Boeing and Safran have jointly announced from New York and Paris, respectively, their intention to collaborate in the design, build and construction of Auxiliary Power Units (APUs) for aircraft. The APU is a power system used predominantly by an aircraft when on the ground to power systems and start engines, though it can also be used by an aircraft when in flight.
Both companies, who are industry giants in their respective fields, will hold an equal 50 percent stake in the joint venture, which will be based in the United States. It is anticipated that the deal will be sealed by the end of the year, subject to customary conditions including regulatory and anti-trust clearance.
At the moment, Safran supplies an extensive range of components to Boeing commercial and defense programs, including as a partner to produce CFM’s LEAP-1B engine for the 737 MAX (through CFM International, a 50/50 joint venture between Safran Aircraft Engines and GE). Boeing and Safran also are partners in MATIS, a joint venture in Morocco producing wiring products for various airframe and engine companies.
According to Stan Deal, President and CEO, Boeing Global Services: “This strategic partnership will leverage Boeing’s deep customer and airplane knowledge along with Safran’s experience in designing and producing complex propulsion assemblies to deliver expanded, innovative services solutions to our customers.”
Commenting on the joint venture, Philippe Petitcolin, Chief Executive Officer, Safran said: “This will represent a new step in the long-lasting and fruitful partnership between Safran and Boeing. We are extremely proud of the continued confidence that Boeing has placed in our company.
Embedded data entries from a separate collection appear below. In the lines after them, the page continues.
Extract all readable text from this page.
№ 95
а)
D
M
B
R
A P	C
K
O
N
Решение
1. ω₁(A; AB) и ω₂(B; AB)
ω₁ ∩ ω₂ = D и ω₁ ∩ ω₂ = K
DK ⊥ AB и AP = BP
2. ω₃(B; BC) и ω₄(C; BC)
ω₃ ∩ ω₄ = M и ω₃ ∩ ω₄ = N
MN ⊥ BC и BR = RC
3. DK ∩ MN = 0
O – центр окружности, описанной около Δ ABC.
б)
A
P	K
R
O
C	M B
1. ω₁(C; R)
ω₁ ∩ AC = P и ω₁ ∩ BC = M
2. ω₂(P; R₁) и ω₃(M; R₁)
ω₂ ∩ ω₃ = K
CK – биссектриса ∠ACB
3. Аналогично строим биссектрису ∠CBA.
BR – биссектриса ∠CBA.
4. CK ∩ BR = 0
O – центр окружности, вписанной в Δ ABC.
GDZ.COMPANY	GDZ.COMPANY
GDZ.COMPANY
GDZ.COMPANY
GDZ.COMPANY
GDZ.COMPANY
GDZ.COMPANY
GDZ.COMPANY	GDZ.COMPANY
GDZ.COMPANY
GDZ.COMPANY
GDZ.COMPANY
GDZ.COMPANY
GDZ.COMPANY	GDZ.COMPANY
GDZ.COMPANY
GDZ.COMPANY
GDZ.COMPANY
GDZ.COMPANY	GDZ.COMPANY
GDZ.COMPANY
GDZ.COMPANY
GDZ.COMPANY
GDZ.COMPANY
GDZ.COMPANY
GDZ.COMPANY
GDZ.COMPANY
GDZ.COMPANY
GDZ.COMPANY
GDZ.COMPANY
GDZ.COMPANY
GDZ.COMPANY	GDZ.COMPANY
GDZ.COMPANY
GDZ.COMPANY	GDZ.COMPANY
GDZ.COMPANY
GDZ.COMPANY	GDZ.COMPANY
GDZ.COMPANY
Safran has contributed to prestigious international military and civil programs, providing reliable, high-performance APU systems since 1962. Together we are committed to delivering advanced APUs and world-class support to our customers,” adding: “This partnership will have no impact on our 2018 guidance nor on our plan to return €2.3 billion (US$2.7 billion) cash to shareholders over 18 to 24 months.”